Grâce à mon affectation sur le «Shtandart», il me fut donné de percevoir la vie simple du Souverain et de la Souveraine, comme celle d’un homme et d’une femme, entourés de leurs enfants qui les adulaient, qui profitaient de brèves périodes de repos au sein du réseau des îles côtières (l’archipel constitué de petites îles et écueils rocheux séparés par d’étroits hauts-fonds que séparent des détroits étriqués1 ), sur le «Shtandart», accablés de bien plus de soucis et de tristesses que maints de leurs sujets. Ces chagrins que, peut-être, ils ne révélaient à personne, étaient souvent visibles sur le «Shtandart». Mais ce qui sautait aux yeux plus que tout, et ils en avaient une conscience aiguë dans leur vie pratique, c’était qu’ils ne vivaient pas pour eux-mêmes, que tout ce luxe ne leur était pas destiné, mais qu’eux-mêmes et tout ce qui les entourait appartenaient à la Russie, servaient son bien-être et sa gloire. Combien d’entre nous, pécheurs, sans parler des «idéalistes» de la révolution, pouvons-nous dire sincèrement que nous vivons pour la Russie ? Guère, évidemment. Et qui, et comment comprennent-ils leur service?
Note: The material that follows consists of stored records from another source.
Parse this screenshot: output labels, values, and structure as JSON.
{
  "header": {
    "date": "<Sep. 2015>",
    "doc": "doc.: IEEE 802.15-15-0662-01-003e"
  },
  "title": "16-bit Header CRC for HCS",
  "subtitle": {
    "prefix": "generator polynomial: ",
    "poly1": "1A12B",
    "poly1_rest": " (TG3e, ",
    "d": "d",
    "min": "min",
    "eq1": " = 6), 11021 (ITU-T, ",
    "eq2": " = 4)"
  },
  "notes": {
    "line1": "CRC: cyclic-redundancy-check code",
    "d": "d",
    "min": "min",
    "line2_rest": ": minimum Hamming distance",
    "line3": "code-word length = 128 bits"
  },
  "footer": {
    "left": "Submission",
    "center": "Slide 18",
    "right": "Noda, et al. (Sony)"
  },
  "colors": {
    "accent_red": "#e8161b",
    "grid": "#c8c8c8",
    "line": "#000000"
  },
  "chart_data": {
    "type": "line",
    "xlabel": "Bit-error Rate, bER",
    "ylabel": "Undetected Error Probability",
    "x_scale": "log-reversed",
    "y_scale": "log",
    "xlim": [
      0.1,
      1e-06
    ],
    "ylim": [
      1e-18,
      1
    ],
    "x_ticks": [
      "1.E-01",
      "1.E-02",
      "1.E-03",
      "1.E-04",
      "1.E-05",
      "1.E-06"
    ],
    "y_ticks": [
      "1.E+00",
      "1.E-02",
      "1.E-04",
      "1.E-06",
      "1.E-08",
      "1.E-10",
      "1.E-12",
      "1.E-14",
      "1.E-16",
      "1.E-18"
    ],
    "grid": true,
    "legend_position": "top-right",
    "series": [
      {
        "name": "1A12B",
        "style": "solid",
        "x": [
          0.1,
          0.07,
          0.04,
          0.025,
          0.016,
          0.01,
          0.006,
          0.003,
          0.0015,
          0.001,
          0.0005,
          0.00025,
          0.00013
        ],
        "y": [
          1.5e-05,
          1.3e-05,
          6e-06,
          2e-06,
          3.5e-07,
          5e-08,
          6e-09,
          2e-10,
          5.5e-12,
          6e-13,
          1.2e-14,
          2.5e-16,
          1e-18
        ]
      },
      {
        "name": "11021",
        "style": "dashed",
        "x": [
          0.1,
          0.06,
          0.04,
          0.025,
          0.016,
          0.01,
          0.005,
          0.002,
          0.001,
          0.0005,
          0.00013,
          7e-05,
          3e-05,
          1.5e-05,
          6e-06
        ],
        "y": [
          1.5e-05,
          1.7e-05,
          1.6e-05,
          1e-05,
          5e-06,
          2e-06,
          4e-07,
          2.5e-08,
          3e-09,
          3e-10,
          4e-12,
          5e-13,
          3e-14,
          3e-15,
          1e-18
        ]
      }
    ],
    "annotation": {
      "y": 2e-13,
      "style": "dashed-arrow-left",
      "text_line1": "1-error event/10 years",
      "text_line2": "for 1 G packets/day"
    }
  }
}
Leur compréhension est-elle fidèle? Pareil service est-il utile à la Russie ? Toutes ces questions dépassent mes compétences ainsi que le but des présentes notes. Mais le fait que le Souverain et la Souveraine vivaient à travers la Russie et pour la Russie et non pour eux-mêmes, cela, je l’ai vu personnellement, pendant mon service sur le «Shtandart» et je ne puis m’abstenir de le souligner. Les deux mois que j’ai passés à proximité de la Famille du Tsar fourmillent de souvenirs. Certains sont tellement étourdissants que ce me serait pécher que de les taire. De plus, leur vie sur le «Shtandart» est connue d’assez peu de gens.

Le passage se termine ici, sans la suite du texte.